The language of music

Why do you still use Italian as a technical language in music? And why one has to mix Italian, French (laissez vibrer!), German (Ftzg!) and English terminology in a score?

Textual indications are more symbols of a technical vocabulary, more than actual linguistic elements. So, we use them in the language they were first used as technical devices and not for their literal meaning. Here, connotation is more relevant than denotation. Espressivo is a really expressive word, even if nobody would use it in their everyday life.

Most of the modern 'Italian' terminology appeared in the late 1500, and developed until mid-1700 while the various Italian schools dominated the European music. Some of the words/sentences we use today are obsolete Italian, no longer used in common talk. Take for example 'sordino': modern Italian would be 'sordina', with even a change of gender. 'Allegro assai' would sound funny, more than happy, in conversation.

During 1800, German and French musical technology replaced the Italian's as the dominant ones, so many French and German terms started to appear. Impressionism had a huge influence on music from the end of 1800, and Stravinsky used a lot of French terminology. Mahler, Strauss and Schoenberg were other major influences at the beginning of the 20th Century, so there are words or abbreviations, like 'Ftzg' or 'Sprachestimme', we use as musical symbols, without even asking what they really mean from a linguistic point of view.

Then, English is the new Italian in music. During the next century, musicians will wonder what those obsolete English terms did actually mean.

The fast changing pace of articulation switching

What happens, when you play a piece with one of the modern, rich sound libraries? The computer takes your music symbols, and converts them into commands to select articulations. Here is how a solo violin looks in VSL's Vienna Instruments Pro, in a short video I assembled over an orchestral prototype I'm working on. Isn't it a bit like the Nineteenth Century Iron Age's mad utopia of musical automata?

Sound libraries and extended techniques

Grown in the European academia, I always feel a strong need for extended techniques. That is, those strange sounds going over the usual round technique used for crafting beautiful melodic lines, or the smart spiccato with which you push your most frantic rhythm ahead. Scratchy digging, feeble harmonics, colliding multiphonics.

These aren't very commonly included in sound libraries. I’m grateful to the handful of houses making sample collections including at least some of them.

While testing my new VSL-based orchestral machine, I moved in territories very dangerous for a humble sampler. And tried to replicate the mad violin of Sciarrino’s Capricci. Nearly impossible to play with a real instrument, virtually impossible to make with virtual instruments.

Yet, there are some interesting findings in exploring the extremes. And trying to recreate a, so to say, naturally produced sound can teach a lot on the nature of instrument virtualization.

Sound maps extending over 128 entries

Keyswitching can be done better with a common reference map, allowing for easy exchange of the same code between different sound libraries. The same Expression Map or Articulation Set can then be used or easily adapted to the various libraries in your arsenal.

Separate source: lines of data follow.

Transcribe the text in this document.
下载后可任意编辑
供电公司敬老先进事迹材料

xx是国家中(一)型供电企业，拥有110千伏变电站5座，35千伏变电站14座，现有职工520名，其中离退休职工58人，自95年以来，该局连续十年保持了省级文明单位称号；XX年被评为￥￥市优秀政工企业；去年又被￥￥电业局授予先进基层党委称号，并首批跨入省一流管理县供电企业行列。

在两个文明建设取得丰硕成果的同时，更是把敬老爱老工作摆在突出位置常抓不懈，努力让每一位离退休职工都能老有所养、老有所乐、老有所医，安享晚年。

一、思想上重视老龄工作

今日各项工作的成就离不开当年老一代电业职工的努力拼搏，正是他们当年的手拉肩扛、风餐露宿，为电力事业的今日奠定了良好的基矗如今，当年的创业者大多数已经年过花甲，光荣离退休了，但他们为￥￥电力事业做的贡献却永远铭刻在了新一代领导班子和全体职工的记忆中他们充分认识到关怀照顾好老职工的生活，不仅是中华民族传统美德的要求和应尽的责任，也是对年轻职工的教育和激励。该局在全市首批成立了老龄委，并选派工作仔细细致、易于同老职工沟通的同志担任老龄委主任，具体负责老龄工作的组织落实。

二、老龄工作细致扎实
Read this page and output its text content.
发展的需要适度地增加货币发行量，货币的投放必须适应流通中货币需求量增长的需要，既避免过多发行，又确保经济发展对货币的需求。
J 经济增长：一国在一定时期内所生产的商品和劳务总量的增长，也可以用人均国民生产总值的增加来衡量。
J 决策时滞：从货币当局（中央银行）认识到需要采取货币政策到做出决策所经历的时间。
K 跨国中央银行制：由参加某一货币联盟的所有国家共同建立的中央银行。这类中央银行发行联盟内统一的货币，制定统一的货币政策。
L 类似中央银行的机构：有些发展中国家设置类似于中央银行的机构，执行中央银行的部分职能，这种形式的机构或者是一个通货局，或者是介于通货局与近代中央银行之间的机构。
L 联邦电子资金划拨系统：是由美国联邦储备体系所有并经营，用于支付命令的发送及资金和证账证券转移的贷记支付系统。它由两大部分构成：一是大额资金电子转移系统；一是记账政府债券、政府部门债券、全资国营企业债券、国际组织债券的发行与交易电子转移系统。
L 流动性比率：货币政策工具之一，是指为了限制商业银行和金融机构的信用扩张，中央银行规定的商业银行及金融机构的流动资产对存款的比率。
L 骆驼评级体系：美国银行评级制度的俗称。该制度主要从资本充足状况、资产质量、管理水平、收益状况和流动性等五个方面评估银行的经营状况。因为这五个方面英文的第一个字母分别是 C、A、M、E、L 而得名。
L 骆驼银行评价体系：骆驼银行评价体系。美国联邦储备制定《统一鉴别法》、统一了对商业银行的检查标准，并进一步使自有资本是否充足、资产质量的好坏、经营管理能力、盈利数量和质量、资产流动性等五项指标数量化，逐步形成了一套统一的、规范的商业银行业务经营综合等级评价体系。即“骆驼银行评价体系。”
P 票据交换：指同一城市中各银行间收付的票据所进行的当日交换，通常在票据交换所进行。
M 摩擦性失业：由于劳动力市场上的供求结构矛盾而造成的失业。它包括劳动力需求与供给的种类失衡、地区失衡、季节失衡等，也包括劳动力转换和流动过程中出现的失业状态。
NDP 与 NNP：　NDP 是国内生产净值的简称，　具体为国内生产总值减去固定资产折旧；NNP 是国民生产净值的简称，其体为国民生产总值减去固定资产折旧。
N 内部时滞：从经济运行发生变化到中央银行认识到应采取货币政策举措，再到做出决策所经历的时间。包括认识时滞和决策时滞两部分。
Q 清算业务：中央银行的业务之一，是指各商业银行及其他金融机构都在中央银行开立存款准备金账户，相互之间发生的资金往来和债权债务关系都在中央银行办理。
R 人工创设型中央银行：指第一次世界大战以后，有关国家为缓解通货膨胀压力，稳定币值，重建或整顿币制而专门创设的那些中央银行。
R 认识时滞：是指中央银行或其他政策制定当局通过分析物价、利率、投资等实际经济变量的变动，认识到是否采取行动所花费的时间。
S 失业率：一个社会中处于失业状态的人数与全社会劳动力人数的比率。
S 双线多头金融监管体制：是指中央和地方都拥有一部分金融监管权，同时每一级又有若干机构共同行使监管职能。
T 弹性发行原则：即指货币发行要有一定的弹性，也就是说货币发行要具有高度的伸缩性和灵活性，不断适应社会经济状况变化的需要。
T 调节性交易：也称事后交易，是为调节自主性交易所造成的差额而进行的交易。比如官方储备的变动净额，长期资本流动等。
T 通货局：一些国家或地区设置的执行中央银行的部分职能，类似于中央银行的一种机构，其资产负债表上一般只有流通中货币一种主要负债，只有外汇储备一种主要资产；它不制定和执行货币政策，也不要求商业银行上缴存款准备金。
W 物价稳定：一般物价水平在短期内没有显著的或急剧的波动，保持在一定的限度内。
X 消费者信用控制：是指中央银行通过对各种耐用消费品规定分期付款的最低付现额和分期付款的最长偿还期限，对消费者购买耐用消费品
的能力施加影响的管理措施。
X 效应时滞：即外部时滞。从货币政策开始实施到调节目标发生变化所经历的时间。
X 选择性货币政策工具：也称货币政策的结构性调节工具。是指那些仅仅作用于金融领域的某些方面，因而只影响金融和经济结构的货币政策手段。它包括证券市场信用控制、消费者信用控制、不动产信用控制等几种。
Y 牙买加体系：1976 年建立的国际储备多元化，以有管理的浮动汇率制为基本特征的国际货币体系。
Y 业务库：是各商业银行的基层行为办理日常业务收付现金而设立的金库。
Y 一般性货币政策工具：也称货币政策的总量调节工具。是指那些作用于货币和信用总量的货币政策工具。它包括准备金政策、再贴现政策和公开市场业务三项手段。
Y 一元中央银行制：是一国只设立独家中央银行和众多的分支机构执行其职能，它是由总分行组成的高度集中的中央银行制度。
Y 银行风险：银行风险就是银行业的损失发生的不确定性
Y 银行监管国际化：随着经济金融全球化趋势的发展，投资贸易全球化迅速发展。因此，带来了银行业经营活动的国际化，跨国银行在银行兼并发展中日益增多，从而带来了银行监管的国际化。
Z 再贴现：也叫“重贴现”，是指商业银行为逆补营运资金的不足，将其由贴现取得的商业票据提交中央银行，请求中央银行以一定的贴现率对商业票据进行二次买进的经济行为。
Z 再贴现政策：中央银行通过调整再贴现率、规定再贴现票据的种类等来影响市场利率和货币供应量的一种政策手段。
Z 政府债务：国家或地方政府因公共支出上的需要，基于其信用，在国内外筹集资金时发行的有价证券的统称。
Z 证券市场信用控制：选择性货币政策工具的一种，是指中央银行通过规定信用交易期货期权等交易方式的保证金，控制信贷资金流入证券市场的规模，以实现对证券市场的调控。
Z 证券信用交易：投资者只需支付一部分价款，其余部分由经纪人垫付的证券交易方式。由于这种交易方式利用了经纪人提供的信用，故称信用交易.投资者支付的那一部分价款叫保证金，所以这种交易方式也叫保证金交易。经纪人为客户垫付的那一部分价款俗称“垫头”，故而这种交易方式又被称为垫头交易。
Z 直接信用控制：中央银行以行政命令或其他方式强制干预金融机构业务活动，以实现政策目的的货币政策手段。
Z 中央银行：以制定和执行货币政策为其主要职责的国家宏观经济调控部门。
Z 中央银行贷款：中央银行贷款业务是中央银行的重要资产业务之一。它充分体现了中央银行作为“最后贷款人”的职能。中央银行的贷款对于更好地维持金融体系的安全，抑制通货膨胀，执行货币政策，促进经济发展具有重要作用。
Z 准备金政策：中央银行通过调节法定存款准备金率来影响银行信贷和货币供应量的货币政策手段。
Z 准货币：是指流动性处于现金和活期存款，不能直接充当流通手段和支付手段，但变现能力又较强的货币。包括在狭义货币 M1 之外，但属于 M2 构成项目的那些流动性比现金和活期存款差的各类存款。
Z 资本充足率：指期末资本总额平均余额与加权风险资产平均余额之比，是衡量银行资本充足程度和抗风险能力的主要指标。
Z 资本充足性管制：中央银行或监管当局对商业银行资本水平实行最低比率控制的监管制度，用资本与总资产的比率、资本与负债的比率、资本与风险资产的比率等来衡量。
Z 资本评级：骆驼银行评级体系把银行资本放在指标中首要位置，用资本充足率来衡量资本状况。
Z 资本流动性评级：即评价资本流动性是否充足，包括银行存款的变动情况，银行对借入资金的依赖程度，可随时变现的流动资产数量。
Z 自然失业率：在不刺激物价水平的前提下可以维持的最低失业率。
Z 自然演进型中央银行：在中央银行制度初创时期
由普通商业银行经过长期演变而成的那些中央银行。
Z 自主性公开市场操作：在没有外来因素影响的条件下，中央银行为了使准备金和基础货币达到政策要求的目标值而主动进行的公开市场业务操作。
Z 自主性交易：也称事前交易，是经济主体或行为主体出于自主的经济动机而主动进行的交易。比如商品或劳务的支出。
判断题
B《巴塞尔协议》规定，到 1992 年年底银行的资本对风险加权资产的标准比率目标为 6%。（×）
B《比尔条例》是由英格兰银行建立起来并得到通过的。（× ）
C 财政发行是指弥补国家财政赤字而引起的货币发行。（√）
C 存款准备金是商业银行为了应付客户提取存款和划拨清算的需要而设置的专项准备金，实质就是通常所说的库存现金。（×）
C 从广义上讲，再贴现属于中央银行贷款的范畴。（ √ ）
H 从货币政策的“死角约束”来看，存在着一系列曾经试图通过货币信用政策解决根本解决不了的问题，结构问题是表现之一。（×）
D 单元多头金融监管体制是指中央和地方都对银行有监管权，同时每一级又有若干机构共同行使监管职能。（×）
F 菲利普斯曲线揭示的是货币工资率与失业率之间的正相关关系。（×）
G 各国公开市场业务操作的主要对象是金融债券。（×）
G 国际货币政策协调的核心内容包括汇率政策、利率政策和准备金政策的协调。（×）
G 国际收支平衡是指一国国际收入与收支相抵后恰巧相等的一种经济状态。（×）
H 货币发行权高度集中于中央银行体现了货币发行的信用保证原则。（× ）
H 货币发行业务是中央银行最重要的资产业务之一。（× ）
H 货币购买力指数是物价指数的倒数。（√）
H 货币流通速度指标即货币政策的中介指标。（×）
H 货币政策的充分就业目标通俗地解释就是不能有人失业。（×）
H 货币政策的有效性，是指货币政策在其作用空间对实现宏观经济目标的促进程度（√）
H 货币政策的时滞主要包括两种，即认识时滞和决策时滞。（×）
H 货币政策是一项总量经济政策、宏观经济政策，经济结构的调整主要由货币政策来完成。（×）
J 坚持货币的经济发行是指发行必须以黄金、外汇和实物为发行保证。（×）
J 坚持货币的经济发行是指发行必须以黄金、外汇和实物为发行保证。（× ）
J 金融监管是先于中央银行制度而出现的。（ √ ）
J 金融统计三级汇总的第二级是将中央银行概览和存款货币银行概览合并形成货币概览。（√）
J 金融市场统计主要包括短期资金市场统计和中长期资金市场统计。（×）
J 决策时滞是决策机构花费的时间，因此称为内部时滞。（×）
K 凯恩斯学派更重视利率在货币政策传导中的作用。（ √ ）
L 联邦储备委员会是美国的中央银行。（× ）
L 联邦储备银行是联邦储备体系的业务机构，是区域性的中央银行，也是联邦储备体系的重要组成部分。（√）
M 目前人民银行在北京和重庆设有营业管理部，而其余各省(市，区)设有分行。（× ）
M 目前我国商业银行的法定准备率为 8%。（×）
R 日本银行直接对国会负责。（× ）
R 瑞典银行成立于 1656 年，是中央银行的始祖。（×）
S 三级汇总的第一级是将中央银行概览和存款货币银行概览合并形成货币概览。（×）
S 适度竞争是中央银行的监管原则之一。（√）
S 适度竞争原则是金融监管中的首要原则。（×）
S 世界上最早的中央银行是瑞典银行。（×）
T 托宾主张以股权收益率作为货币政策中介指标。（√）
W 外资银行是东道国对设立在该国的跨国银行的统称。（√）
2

My personal maps for libraries like VSL and Spitfire are modeled on the UACC map. Spitfire is not always coherent with their own map, and it is easy to understand why, thinking on how little conventional are some or their libraries like Tundra or Uist.

VSL has no reference organization system, but they have tried to standardize their presets over the years. Collections from different generations have a similar system to organize the many articulations, but these systems different between the different generations, and the different instrument families. The very flexible Vienna Instruments allows however to create your own presets, and set them as they better fit your workflow.

It may seem strange, but the 128 slots allowed by the Spitfire's UACC map are not always enough. My personal map contain many nuances, going from the basic sustain vibrato or non vibrato, or espressivo, to things like molto sul pont., with heavy pressure, or various degrees of measured tremolo. Overthinked and overworked, maybe, but an effective tool to avoid thinking to the mechanics behind the libraries when actually making music.

Something I've done in Logic to get more articulation slots is to duplicate the first 128 entries to the second group of 128 in the Articulation Set, to fill all the available 256 slots. This way, any variation to the base articulations can fall in a slot mirroring the ones in the first group. For example, there are two basic Longs at #1 and #2 in the UACC map. If you need two more, you can place them at #129 and #130.